Préambule en guise de résumé: Le noyau dur, si l’on peut dire, de votre thèse …

Le noyau dur, si l’on peut dire, de votre thèse, est que ” juifs ne vivaient pas parmi les Berbères, ils étaient berbères.”.  “Historiquement les juifs ne constituent en rien un “peuple” distinct des sociétés dans lesquelles ils vivent“. “Il y a des diasporas grecque, libanaise, arménienne partageant une même origine géographique et des liens avec le pays des aïeux. Mais pour les juifs, ce n’est pas le cas, il n’y a pas de diaspora juive, l’origine géographique commune est fantasmée“. “Ce n’est pas un peuple en errance qui a traversé les mers mais une idée…”. “Le christianisme a isolé le judaïsme dans le mythe d’une “nation” errante”.

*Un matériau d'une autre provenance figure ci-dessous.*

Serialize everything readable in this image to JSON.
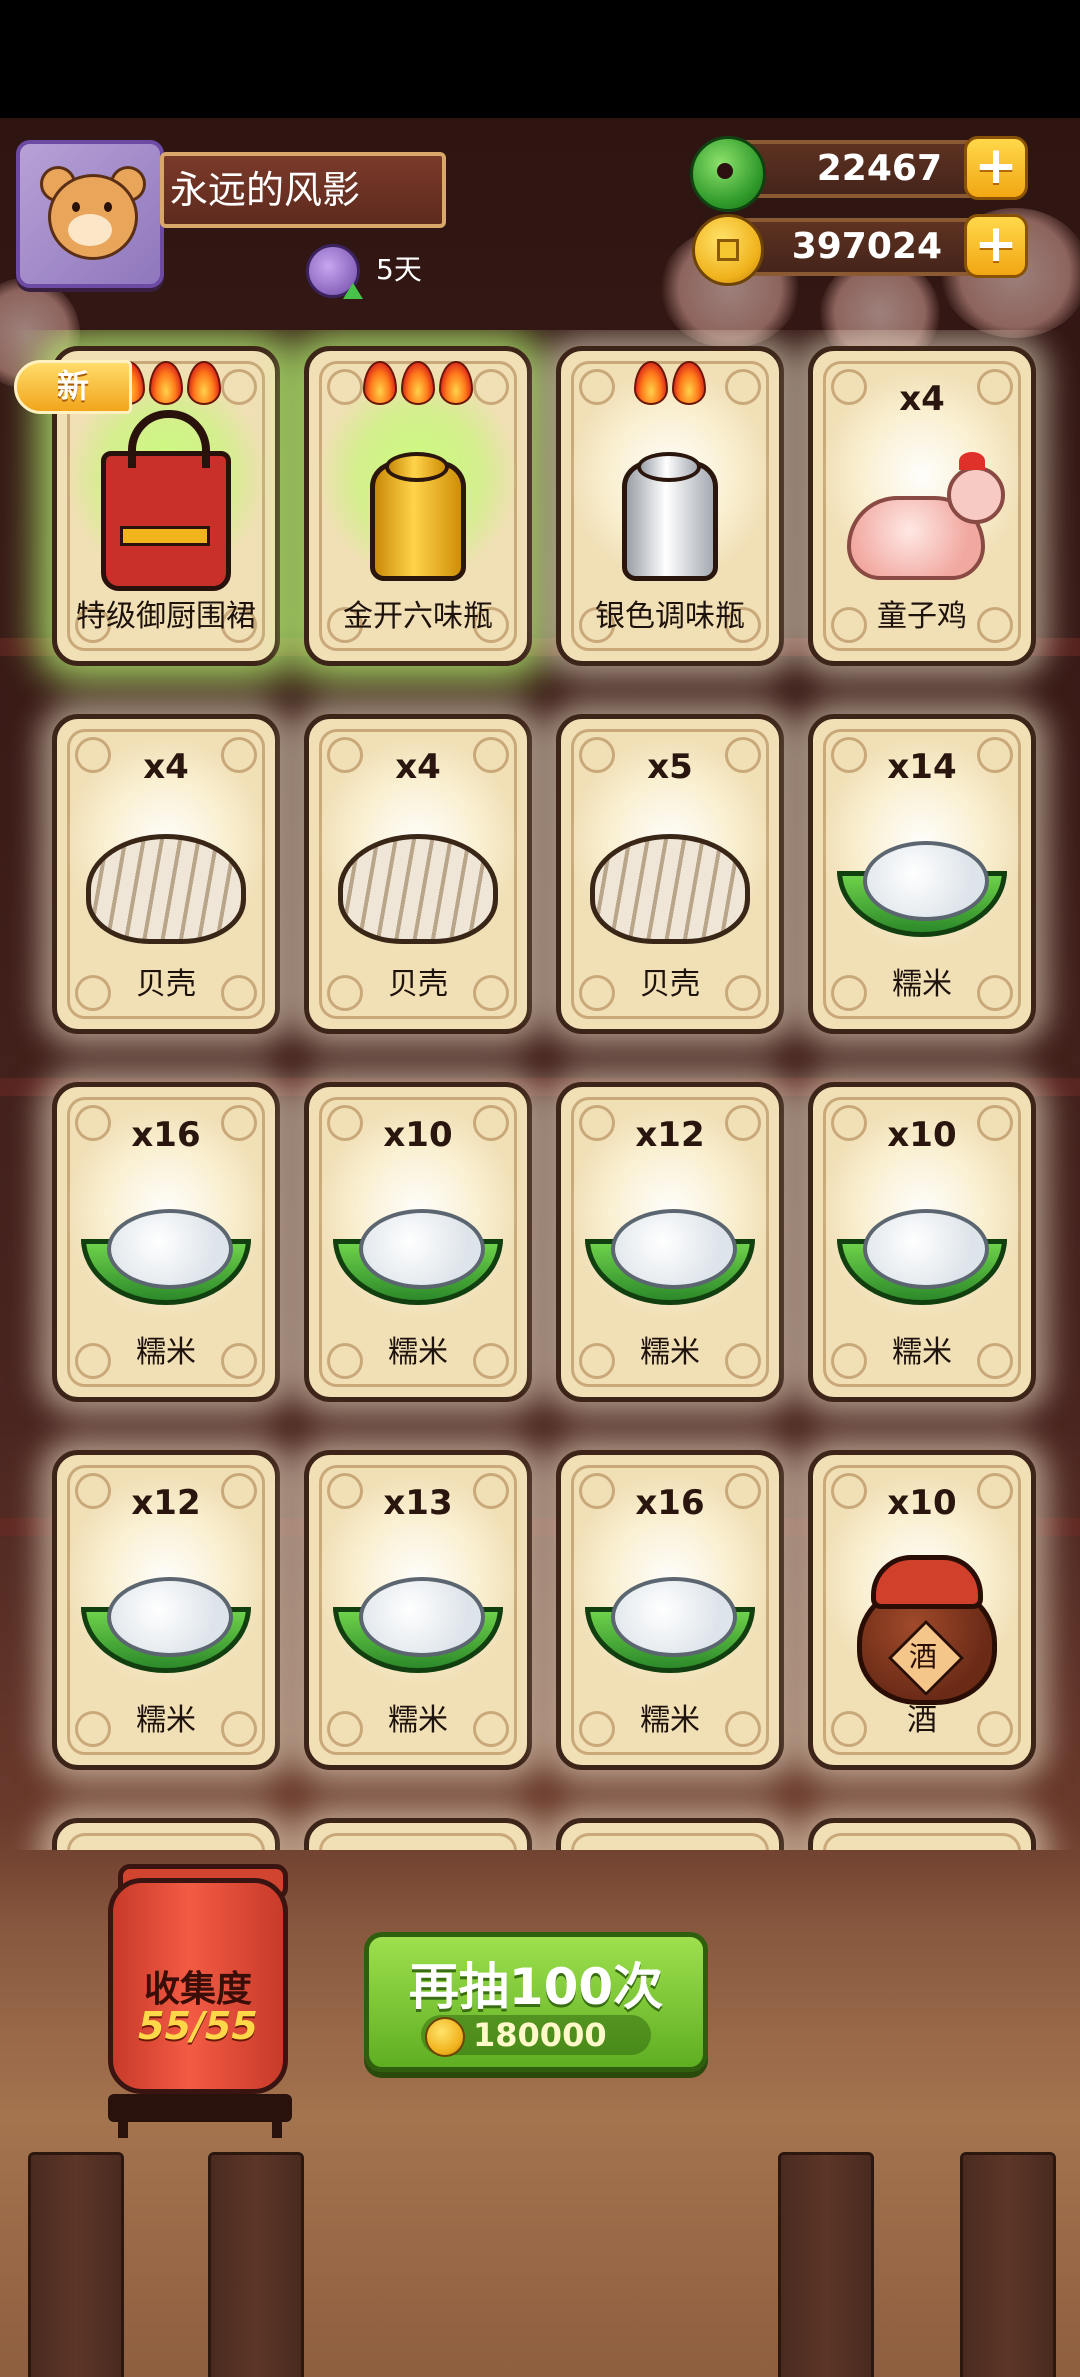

Votre ouvrage tente d’adapter à l’Afrique du Nord la thèse que soutint, une décennie avant vous, un autre non-spécialiste, votre préfacier, et même, dites-vous,votre éclaireur“, le professeur d’histoire du cinéma de Tel Aviv, Shlomo Sand : “Dans “Comment le peuple juif fut inventé“, il a débarrassé la judéité de son ethnicité.” ( débarrassé, diantre !). Vous vous abreuvez aux mêmes sources, lesquelles ne sont, vous l’avouez à la journaliste du Point, qu’un très mince “filet”. ( 3 juillet 2020.)

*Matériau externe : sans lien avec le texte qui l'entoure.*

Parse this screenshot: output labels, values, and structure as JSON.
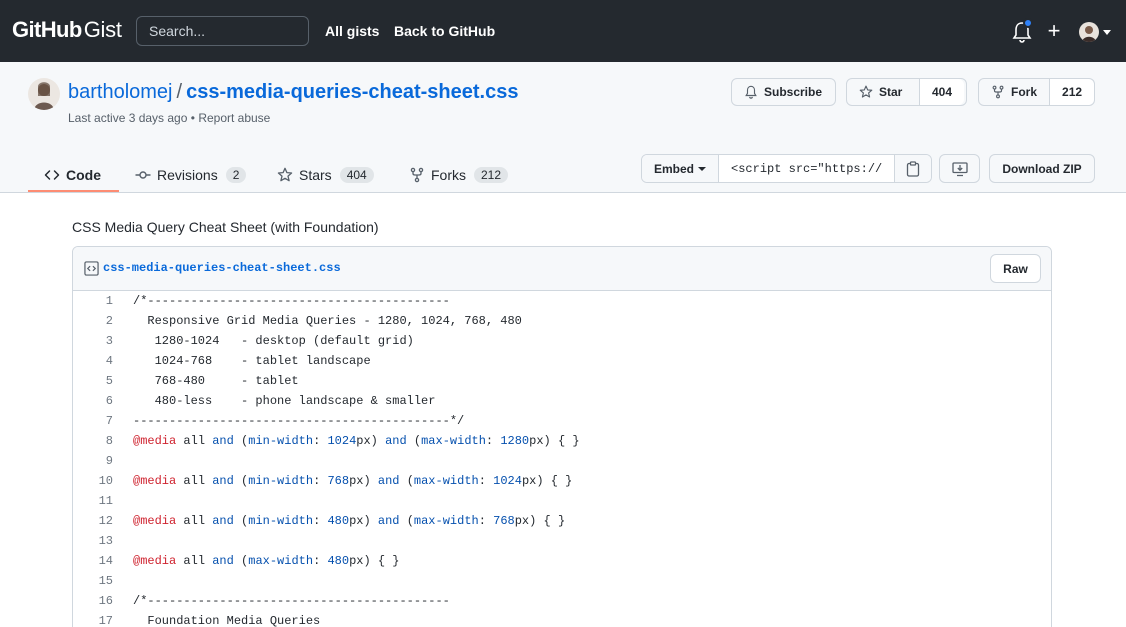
{
  "header": {
    "brand_bold": "GitHub",
    "brand_light": "Gist",
    "search_placeholder": "Search...",
    "nav": [
      "All gists",
      "Back to GitHub"
    ]
  },
  "gist": {
    "owner": "bartholomej",
    "separator": "/",
    "name": "css-media-queries-cheat-sheet.css",
    "last_active": "Last active 3 days ago",
    "bullet": "•",
    "report": "Report abuse",
    "subscribe_label": "Subscribe",
    "star_label": "Star",
    "star_count": "404",
    "fork_label": "Fork",
    "fork_count": "212"
  },
  "tabs": [
    {
      "label": "Code",
      "count": null
    },
    {
      "label": "Revisions",
      "count": "2"
    },
    {
      "label": "Stars",
      "count": "404"
    },
    {
      "label": "Forks",
      "count": "212"
    }
  ],
  "embed": {
    "select_label": "Embed",
    "value": "<script src=\"https://"
  },
  "download_label": "Download ZIP",
  "description": "CSS Media Query Cheat Sheet (with Foundation)",
  "file": {
    "name": "css-media-queries-cheat-sheet.css",
    "raw_label": "Raw",
    "lines": [
      {
        "n": "1",
        "text": "/*------------------------------------------"
      },
      {
        "n": "2",
        "text": "  Responsive Grid Media Queries - 1280, 1024, 768, 480"
      },
      {
        "n": "3",
        "text": "   1280-1024   - desktop (default grid)"
      },
      {
        "n": "4",
        "text": "   1024-768    - tablet landscape"
      },
      {
        "n": "5",
        "text": "   768-480     - tablet"
      },
      {
        "n": "6",
        "text": "   480-less    - phone landscape & smaller"
      },
      {
        "n": "7",
        "text": "--------------------------------------------*/"
      },
      {
        "n": "8",
        "media": true,
        "min": "1024",
        "max": "1280"
      },
      {
        "n": "9",
        "text": ""
      },
      {
        "n": "10",
        "media": true,
        "min": "768",
        "max": "1024"
      },
      {
        "n": "11",
        "text": ""
      },
      {
        "n": "12",
        "media": true,
        "min": "480",
        "max": "768"
      },
      {
        "n": "13",
        "text": ""
      },
      {
        "n": "14",
        "media": true,
        "max": "480"
      },
      {
        "n": "15",
        "text": ""
      },
      {
        "n": "16",
        "text": "/*------------------------------------------"
      },
      {
        "n": "17",
        "text": "  Foundation Media Queries"
      }
    ]
  }
}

Photo illustrant l’article du Point. 3/7/2020

N’ayant point trop de blé à moudre, la suite de votre démarche consiste à tenter d’expliquer la rémanence de ce qui pour vous n’est que fantasme. De trois manières. En écrasant la culture arabo-berbère juive, l’hégémonie culturelle coloniale aurait rendu honteuses les origines “indigènes”. Octroyant la nationalité française collectivement à tous les Juifs, le “Décret Crémieux” de 1870 aurait été le premier instrument de la fracture entre juifs et musulmans. Le second étant le sionisme exploitant le mythe d’un peuple juif exilé après la destruction du Second Temple de Jérusalem, en 70 apr. J.-C.

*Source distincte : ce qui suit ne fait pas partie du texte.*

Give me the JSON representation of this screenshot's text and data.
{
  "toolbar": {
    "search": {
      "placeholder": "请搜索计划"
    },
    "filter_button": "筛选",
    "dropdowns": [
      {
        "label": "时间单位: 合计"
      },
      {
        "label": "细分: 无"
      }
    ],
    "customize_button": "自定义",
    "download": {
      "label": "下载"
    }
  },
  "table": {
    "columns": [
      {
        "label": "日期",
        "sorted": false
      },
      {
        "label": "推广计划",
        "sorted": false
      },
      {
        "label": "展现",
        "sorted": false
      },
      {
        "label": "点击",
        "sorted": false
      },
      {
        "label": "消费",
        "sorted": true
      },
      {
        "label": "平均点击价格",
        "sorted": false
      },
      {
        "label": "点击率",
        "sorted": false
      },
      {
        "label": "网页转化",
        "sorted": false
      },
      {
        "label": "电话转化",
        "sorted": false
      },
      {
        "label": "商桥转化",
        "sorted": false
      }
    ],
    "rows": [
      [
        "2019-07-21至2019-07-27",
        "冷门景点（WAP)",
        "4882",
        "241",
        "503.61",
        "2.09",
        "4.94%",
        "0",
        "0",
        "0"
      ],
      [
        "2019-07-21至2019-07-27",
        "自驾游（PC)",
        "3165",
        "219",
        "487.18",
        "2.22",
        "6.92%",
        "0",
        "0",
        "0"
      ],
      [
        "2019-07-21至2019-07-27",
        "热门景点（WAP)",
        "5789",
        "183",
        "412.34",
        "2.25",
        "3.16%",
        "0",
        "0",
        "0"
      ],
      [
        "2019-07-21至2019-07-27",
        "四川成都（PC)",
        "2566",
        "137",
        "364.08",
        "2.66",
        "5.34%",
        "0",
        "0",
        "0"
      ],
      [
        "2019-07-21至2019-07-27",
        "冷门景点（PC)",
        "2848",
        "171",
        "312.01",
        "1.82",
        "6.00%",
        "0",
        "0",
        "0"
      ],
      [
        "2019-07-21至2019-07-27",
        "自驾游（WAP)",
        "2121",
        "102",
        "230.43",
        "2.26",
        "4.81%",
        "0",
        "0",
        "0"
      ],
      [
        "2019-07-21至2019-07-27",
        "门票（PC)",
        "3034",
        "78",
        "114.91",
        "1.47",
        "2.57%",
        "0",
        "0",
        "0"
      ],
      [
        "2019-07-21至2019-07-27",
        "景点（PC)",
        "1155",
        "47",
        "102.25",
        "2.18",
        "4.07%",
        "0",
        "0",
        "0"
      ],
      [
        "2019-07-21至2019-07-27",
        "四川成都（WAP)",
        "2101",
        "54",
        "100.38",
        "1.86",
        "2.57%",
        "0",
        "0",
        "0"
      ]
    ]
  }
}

Face à ce que vous appelez un “Décret Crémieux historiographique“, qui viserait à provoquer une hostilité entre juifs et musulmans, et qui aurait été mis à profit par le sionisme en vue de la constitution d’un “Etat colonial”, Israël, vous vous employez à “démontrer” le contraire, allant même jusqu’à soutenir une très grande proximité de la “dogmatique” juive et islamique, base commune ne pouvant qu’entraîner une solidarité entre juifs et musulmans, mise à mal, on l’a compris, par le colonialisme français puis par le sionisme.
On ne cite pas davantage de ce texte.